La saison de terrain de novembre 2013 a été mise en place pour se dérouler comme un projet d’archéologie de récupération. Il s’agissait de faire des fouilles dans la chambre de Dinaledi (c’est ainsi que l’espace a été nommé) – d’y entrer, d’obtenir les fossiles, de documenter le contexte et de repartir. Lorsque Marina Elliott et Becca Peixotto ont atteint la chambre, elles ont commencé à repérer les fossiles à la surface du sol de la grotte. Leur compte était de plus de 300 fragments. « Eh bien, nous avons enlevé nos chaussures et nos chaussettes, pour être sûrs de ne rien endommager », a précisé Marina Elliott. « Les fossiles étaient – sont – incroyablement fragiles. »
« Nous utilisons des cure-dents pour creuser », a expliqué Peixotto. « Nous déplaçons un grain de sédiment à la fois, en regardant tout ». L’équipe d’archéologues utilise également des pinceaux et des récipients Tupperware pour fouiller et transporter les fossiles à la surface – une curieuse juxtaposition de matériel provenant du Dollar Store avec la technologie sophistiquée des caméras, des câbles et d’Internet. Cette dernière était là pour permettre à l’équipe de soutien en surface, dans le « centre de commandement », de surveiller les fouilles en direct et de documenter soigneusement la récupération des fossiles. « Nous utilisons également des piquants de porc-épic, qui sont parfaits pour les sédiments », explique Elliott avec un joyeux aplomb. « Et parfois, nous devons simplement attendre que les porcs-épics quittent les grottes pour pouvoir y entrer. »
A mesure que l’équipe creusait, un curieux schéma a commencé à émerger. Tous les fossiles étaient des ossements d’hominines. Dans les grottes avec des hominines fossiles, il n’est pas rare de trouver des os non hominines, ce qui indique que d’autres animaux ont utilisé les grottes à un moment donné et y sont morts, ou que des forces naturelles, comme l’eau, auraient pu transporter les os jusqu’à l’endroit où ils ont été découverts.
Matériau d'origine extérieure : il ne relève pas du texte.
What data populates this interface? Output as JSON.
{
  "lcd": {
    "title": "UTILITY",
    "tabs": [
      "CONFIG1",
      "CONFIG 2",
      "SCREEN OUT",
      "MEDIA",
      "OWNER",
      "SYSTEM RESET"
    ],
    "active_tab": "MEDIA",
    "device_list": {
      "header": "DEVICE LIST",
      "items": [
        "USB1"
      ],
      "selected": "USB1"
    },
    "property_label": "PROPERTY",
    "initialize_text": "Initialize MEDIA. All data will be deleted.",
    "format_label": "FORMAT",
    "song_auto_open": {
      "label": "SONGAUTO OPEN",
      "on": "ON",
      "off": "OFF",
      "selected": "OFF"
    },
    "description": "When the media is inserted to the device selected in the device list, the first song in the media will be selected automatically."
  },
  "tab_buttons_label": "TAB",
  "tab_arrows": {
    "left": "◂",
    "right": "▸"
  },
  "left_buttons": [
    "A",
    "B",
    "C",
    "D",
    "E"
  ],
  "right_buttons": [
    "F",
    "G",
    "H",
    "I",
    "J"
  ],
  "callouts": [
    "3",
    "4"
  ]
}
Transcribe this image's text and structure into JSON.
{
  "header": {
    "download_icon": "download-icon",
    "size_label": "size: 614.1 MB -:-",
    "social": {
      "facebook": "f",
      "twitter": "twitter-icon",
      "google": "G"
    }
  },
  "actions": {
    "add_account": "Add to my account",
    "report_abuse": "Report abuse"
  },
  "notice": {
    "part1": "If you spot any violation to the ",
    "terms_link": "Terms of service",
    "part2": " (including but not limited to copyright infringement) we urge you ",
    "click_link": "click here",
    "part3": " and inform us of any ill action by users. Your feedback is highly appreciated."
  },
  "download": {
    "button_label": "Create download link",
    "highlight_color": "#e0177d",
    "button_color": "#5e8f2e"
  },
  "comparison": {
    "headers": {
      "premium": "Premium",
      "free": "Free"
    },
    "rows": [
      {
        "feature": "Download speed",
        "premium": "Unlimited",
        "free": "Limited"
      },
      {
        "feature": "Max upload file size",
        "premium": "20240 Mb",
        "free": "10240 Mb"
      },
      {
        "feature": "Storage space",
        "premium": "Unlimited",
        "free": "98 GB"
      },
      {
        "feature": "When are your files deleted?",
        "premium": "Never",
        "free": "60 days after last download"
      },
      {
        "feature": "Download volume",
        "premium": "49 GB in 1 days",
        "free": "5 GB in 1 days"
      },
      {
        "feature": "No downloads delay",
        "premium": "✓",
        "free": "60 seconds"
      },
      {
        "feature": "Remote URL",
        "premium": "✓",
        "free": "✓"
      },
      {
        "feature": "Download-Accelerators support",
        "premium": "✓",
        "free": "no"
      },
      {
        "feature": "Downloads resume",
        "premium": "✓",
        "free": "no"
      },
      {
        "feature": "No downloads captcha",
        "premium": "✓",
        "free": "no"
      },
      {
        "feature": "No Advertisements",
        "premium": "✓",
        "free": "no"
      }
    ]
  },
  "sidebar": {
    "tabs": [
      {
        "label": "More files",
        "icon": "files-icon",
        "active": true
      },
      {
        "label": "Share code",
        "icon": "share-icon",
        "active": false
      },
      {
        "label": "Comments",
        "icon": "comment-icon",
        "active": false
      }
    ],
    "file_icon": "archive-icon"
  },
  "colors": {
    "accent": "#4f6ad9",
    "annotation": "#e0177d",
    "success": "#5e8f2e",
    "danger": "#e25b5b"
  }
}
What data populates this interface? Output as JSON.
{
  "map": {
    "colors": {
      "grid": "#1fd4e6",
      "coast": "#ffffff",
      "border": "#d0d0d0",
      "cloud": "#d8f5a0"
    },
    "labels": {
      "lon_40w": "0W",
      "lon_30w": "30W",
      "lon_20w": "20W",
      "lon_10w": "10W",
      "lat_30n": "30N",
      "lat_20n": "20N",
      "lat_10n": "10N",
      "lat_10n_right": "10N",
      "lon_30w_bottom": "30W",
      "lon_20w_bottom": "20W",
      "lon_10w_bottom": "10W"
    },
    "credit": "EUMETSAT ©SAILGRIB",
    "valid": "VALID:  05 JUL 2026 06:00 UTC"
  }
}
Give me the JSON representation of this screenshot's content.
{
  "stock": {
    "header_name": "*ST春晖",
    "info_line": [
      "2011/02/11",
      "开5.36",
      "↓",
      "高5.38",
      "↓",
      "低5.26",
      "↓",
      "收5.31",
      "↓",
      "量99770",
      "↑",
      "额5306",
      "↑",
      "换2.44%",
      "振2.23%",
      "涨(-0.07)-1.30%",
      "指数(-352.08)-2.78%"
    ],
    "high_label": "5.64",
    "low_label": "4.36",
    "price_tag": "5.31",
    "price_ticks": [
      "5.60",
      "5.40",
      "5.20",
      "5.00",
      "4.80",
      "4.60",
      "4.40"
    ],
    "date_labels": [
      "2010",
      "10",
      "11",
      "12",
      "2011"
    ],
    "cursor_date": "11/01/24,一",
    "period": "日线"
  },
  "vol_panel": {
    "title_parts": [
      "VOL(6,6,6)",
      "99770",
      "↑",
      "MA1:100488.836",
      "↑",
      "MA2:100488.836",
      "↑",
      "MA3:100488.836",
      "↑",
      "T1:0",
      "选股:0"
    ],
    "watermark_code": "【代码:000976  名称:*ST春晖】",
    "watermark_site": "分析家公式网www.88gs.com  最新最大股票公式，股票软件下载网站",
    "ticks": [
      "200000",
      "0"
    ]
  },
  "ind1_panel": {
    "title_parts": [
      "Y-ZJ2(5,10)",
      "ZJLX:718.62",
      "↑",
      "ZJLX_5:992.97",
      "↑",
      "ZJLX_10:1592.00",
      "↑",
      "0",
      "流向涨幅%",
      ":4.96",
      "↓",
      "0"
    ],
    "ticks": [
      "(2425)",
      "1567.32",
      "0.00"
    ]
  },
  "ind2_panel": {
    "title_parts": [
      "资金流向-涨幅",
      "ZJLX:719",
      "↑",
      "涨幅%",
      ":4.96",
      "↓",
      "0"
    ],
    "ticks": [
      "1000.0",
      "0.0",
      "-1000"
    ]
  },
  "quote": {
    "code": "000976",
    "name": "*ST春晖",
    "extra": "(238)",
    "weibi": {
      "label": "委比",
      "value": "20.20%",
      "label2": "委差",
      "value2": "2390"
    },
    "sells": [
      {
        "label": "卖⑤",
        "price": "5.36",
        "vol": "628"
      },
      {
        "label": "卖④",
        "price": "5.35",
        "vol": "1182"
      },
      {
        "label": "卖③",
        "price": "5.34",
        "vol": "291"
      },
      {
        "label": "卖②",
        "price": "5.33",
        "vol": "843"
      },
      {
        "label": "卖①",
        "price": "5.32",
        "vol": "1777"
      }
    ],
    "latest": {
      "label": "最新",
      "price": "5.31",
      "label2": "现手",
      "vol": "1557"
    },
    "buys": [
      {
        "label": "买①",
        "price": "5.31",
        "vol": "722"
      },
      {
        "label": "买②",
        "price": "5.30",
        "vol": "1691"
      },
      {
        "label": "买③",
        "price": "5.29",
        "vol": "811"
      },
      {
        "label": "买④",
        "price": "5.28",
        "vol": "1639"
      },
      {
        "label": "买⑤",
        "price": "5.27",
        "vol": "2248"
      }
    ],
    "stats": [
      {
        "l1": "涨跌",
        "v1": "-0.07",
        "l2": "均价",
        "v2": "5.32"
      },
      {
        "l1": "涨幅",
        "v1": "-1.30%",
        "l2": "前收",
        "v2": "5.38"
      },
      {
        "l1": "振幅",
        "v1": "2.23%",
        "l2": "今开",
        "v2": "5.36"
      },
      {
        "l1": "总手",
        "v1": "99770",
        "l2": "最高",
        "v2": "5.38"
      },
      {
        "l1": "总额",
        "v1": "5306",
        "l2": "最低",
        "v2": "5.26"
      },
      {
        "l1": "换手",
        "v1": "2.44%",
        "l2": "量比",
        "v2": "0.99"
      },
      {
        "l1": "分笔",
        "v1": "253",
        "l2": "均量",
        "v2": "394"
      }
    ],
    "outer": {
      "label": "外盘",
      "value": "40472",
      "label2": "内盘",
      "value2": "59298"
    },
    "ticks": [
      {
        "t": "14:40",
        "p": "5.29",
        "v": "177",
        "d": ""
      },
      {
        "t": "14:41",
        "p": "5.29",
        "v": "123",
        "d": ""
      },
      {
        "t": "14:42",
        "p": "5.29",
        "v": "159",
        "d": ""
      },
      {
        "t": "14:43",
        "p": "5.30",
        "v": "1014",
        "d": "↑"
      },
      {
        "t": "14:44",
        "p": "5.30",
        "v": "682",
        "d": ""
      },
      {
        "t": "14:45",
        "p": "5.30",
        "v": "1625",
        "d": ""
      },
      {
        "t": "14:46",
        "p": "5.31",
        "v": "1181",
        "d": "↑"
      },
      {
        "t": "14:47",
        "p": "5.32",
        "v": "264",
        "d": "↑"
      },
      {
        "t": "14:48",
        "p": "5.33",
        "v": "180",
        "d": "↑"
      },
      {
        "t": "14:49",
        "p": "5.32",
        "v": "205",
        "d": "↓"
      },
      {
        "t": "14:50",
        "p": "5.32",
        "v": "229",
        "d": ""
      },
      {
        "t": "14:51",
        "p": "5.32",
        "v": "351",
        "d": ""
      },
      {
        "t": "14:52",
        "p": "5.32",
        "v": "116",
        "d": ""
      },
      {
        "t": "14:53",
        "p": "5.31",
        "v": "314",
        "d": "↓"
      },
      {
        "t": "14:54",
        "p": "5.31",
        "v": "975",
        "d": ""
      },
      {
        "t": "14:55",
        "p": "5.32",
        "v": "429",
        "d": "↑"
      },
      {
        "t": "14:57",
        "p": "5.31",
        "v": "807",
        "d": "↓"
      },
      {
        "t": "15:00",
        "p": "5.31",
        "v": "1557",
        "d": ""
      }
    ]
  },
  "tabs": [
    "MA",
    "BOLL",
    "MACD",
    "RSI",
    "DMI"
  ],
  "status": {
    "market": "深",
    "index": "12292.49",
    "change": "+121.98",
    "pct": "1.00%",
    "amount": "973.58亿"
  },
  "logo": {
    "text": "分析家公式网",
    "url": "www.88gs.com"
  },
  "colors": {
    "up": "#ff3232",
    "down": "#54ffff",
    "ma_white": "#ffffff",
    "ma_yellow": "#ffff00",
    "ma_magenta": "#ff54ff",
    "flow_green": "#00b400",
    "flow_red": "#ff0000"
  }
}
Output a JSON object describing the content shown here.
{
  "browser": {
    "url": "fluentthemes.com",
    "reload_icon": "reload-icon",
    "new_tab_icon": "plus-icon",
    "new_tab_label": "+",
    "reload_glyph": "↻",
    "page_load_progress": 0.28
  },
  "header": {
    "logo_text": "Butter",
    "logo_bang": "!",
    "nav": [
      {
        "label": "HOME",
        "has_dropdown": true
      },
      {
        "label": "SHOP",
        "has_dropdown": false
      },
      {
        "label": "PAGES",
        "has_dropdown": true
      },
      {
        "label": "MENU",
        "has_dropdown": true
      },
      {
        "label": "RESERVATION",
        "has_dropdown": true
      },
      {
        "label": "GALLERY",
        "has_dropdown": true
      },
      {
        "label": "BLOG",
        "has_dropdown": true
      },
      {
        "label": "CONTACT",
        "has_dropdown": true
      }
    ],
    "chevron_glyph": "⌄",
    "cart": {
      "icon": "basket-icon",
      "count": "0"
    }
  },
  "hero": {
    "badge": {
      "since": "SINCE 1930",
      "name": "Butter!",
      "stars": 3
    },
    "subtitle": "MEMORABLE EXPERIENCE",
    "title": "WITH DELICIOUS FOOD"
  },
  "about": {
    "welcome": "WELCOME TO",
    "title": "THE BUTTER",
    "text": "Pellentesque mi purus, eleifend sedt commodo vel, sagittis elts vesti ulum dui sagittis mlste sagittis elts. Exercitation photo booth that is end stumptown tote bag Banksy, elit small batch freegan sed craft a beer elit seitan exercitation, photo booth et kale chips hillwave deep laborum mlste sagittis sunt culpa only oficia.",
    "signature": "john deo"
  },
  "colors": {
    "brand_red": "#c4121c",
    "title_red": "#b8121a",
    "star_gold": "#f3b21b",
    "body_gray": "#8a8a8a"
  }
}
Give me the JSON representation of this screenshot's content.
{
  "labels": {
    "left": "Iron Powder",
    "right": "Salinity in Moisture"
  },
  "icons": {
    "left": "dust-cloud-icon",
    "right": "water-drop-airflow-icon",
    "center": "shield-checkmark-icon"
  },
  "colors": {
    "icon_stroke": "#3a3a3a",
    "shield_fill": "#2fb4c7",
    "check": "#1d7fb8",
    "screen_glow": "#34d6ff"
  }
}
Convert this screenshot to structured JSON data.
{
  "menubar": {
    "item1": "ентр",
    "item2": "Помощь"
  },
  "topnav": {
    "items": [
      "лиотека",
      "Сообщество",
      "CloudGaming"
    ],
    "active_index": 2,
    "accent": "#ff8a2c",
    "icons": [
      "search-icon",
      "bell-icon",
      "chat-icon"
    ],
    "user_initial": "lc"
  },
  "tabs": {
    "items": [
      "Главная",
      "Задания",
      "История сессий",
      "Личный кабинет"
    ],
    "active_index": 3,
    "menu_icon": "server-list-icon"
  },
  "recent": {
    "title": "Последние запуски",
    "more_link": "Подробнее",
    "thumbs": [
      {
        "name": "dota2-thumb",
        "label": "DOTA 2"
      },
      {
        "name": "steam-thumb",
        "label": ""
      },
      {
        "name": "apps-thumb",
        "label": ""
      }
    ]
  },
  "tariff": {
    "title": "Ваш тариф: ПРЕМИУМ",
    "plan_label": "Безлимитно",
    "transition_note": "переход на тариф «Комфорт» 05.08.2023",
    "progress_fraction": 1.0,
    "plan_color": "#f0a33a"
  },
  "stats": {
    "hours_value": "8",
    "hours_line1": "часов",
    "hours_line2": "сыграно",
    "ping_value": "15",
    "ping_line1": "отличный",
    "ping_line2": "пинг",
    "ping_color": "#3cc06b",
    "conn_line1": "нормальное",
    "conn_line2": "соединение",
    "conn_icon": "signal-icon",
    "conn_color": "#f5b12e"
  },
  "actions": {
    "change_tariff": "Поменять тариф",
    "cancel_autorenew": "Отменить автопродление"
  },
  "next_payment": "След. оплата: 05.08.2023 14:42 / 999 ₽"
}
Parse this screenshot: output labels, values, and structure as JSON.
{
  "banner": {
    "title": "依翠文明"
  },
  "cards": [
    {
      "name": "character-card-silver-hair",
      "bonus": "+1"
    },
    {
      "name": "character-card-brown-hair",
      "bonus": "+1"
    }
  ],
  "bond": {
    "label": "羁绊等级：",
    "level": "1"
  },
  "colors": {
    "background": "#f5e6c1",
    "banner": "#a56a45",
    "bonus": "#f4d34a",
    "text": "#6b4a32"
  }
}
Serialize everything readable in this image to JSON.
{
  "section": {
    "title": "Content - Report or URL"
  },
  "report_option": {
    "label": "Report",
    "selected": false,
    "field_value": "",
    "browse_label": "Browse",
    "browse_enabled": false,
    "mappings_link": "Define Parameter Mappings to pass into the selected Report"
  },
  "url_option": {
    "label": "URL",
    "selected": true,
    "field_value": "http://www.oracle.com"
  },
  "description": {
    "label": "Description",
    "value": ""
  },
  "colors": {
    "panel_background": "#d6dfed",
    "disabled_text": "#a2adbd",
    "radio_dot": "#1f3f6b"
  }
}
Mais à Rising Star, il n’y avait aucun fossile d’une autre espèce. C’était suffisamment inattendu pour que « à un moment donné, Lee m’ait pris à part pour me demander si nous ne fouillions que les hominines et si nous ne mettions pas de côté d’autres éléments pour plus tard », se souvient Elliott. « Je lui ai assuré que nous fouillions tout. Il n’y avait tout simplement rien d’autre que les hominines. »
Au cours de la première saison de fouilles, tous les excavateurs – des astronautes souterrains, terme dont les médias se sont emparés – se sont relayés pour prendre leur poste. Comme il était très difficile de se faufiler dans la chambre de Dinaledi, les quarts de travail sont passés de 1 à 2 heures à 3 ou 4 heures, afin de maximiser le rendement du temps passé à atteindre les fossiles. Les fossiles ont été cartographiés et mis en sac. Les sédiments ont été collectés pour être tamisés plus tard dans le laboratoire. La saison entière a duré trois semaines, et Twitter scientifique a été captivé tout au long, suivant les mises à jour de #RisingStar.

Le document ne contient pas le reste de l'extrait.